If you are thinking of setting up your own street food cart, you may not become rich overnight, he says. But bring a creative concept, good products and some skillful social media marketing and that may be one route to a fun form of self-employment.

Meanwhile what about hot dog stands on the corner, do they count as street food? Not really, in the view of Wünsch. “Chefs and recipes often come from abroad and are sharing their culture. They make almost all the products themselves and use few ready-made products,” he says.

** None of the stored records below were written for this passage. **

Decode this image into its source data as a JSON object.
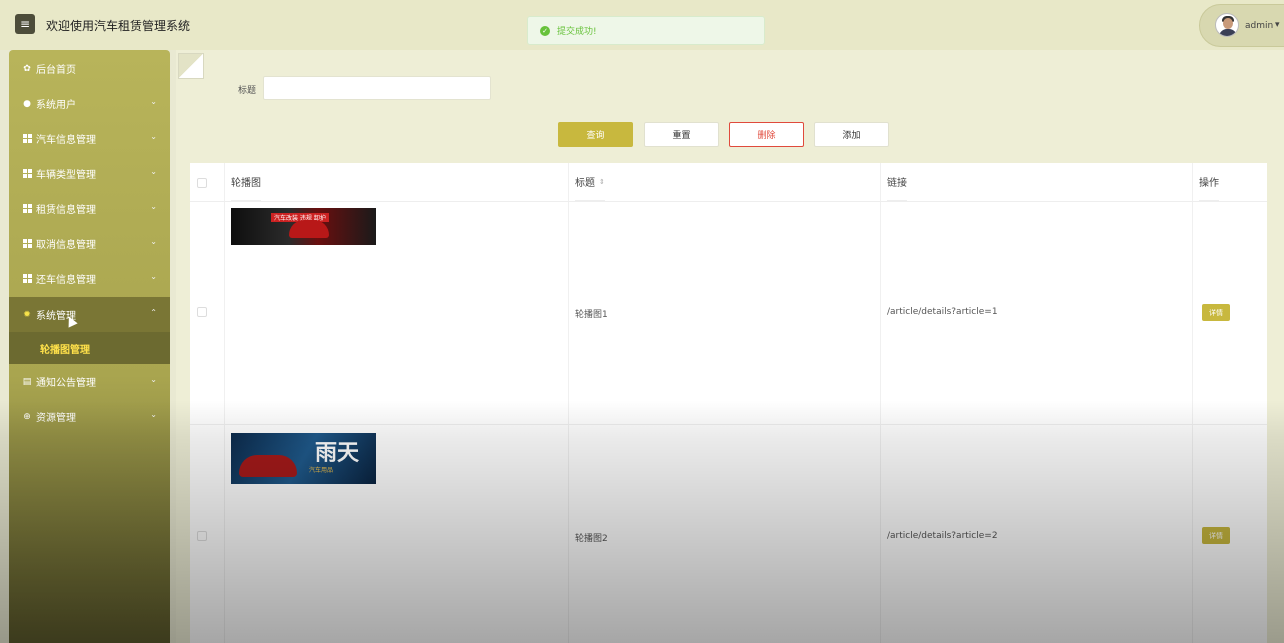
{
  "header": {
    "title": "欢迎使用汽车租赁管理系统",
    "menu_icon": "hamburger-icon",
    "user_name": "admin",
    "user_caret": "▾"
  },
  "toast": {
    "message": "提交成功!",
    "icon": "check-circle-icon",
    "color": "#67c23a"
  },
  "sidebar": {
    "items": [
      {
        "label": "后台首页",
        "icon": "gear-icon"
      },
      {
        "label": "系统用户",
        "icon": "user-icon"
      },
      {
        "label": "汽车信息管理",
        "icon": "grid-icon"
      },
      {
        "label": "车辆类型管理",
        "icon": "grid-icon"
      },
      {
        "label": "租赁信息管理",
        "icon": "grid-icon"
      },
      {
        "label": "取消信息管理",
        "icon": "grid-icon"
      },
      {
        "label": "还车信息管理",
        "icon": "grid-icon"
      },
      {
        "label": "系统管理",
        "icon": "gear-circle-icon",
        "expanded": true
      },
      {
        "label": "通知公告管理",
        "icon": "document-icon"
      },
      {
        "label": "资源管理",
        "icon": "plus-circle-icon"
      }
    ],
    "sub_item": "轮播图管理",
    "accent": "#ffe14a"
  },
  "search": {
    "label": "标题",
    "value": ""
  },
  "buttons": {
    "query": "查询",
    "reset": "重置",
    "delete": "删除",
    "add": "添加"
  },
  "table": {
    "headers": [
      "轮播图",
      "标题",
      "链接",
      "操作"
    ],
    "rows": [
      {
        "title": "轮播图1",
        "link": "/article/details?article=1",
        "action": "详情",
        "banner_text": "汽车改装 违规 卸护"
      },
      {
        "title": "轮播图2",
        "link": "/article/details?article=2",
        "action": "详情",
        "banner_big": "雨天",
        "banner_small": "汽车用品"
      }
    ]
  },
  "colors": {
    "primary": "#c8b83e",
    "danger": "#e04a3c",
    "sidebar": "#b8b45a"
  }
}
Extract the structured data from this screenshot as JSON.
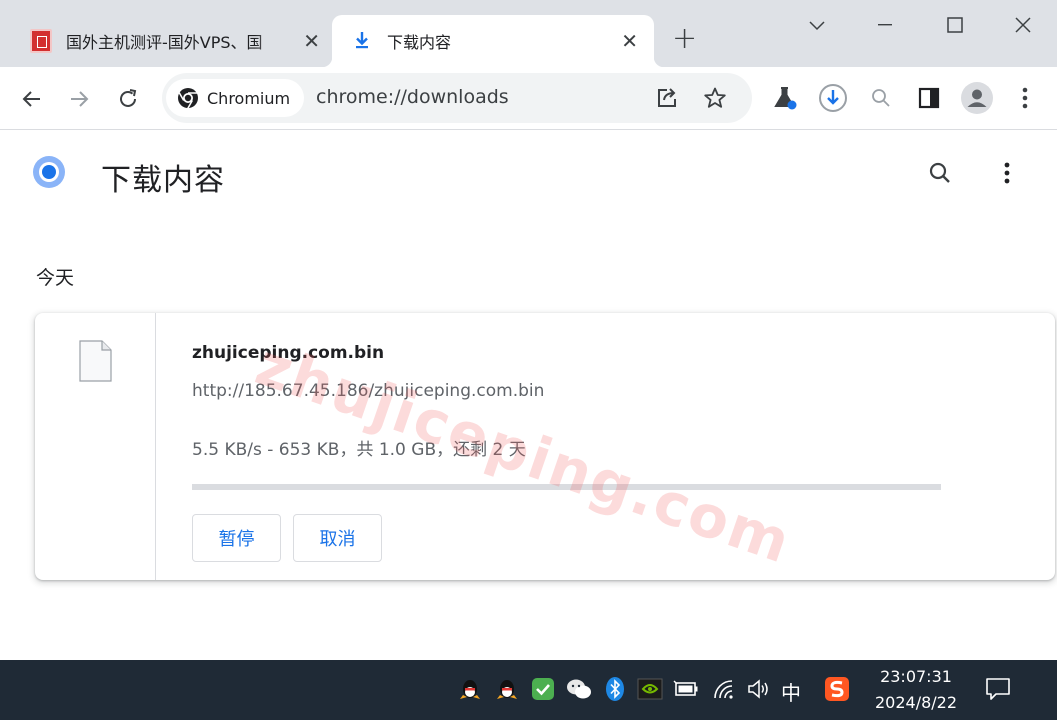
{
  "tabs": [
    {
      "title": "国外主机测评-国外VPS、国",
      "close": "✕"
    },
    {
      "title": "下载内容",
      "close": "✕"
    }
  ],
  "new_tab": "+",
  "omnibox": {
    "chip_label": "Chromium",
    "url": "chrome://downloads"
  },
  "page": {
    "title": "下载内容"
  },
  "downloads": {
    "date_group": "今天",
    "item": {
      "file_name": "zhujiceping.com.bin",
      "url": "http://185.67.45.186/zhujiceping.com.bin",
      "status": "5.5 KB/s - 653 KB，共 1.0 GB，还剩 2 天",
      "progress_percent": 0,
      "pause_label": "暂停",
      "cancel_label": "取消"
    }
  },
  "watermark": "zhujiceping.com",
  "taskbar": {
    "ime": "中",
    "time": "23:07:31",
    "date": "2024/8/22"
  },
  "colors": {
    "accent": "#1a73e8",
    "tabstrip": "#dee1e6",
    "taskbar": "#1f2a36"
  }
}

Plus, often the food trucks are decorated in their own individual way, too. Usually, food trucks can be found for a small window of time, and are stationed in different spots throughout a city at different times of the day. That draws loyal fans, unlike stands that have a walk-in clientele.

Growing cosmopolitanism is fuelling people’s hunger for street food, says Stevan Paul, a professional chef who wrote one of the first cookbooks to collect street food recipes.

Street food is fast, though otherwise it seldom resembles fast food as we know it, with a smaller number of dishes prepared fresh before our eyes, from unprocessed ingredients and products. They also come packed with plenty of heart and soul.

Paul heard a lot of good stories in the tasty process of collecting almost 100 recipes from around the world. He describes what it’s like behind the scenes, working in the mobile kitchens and explored where some of the meals are from.

Take Anh Vu Dang who makes banh mi, a Vietnamese sandwich typically containing some variety of pate, mayonnaise, Asian ham, pickled vegetables, green onion, coriander, fresh chilies and seasoning.

He started out with his grandparents’ recipes then tweaked them further – and also created a vegetarian option for his Berlin cart.

Dang wasn’t willing to share the original recipe for his crispy rice-flour baguette but he did share how to prepare the liver pate, marinate the pork and what else is packed in his sandwiches.

Meanwhile, Michalis Josing, who makes food from a stand called Dionysos in Hamburg, spells out his Gyros de luxe secrets. You can try making his spicy fried pork seasoned with garlic, herbs and grape oil, topped with raki-flavored tzatziki and a salad containing two kinds of beans, all served on homemade flatbread.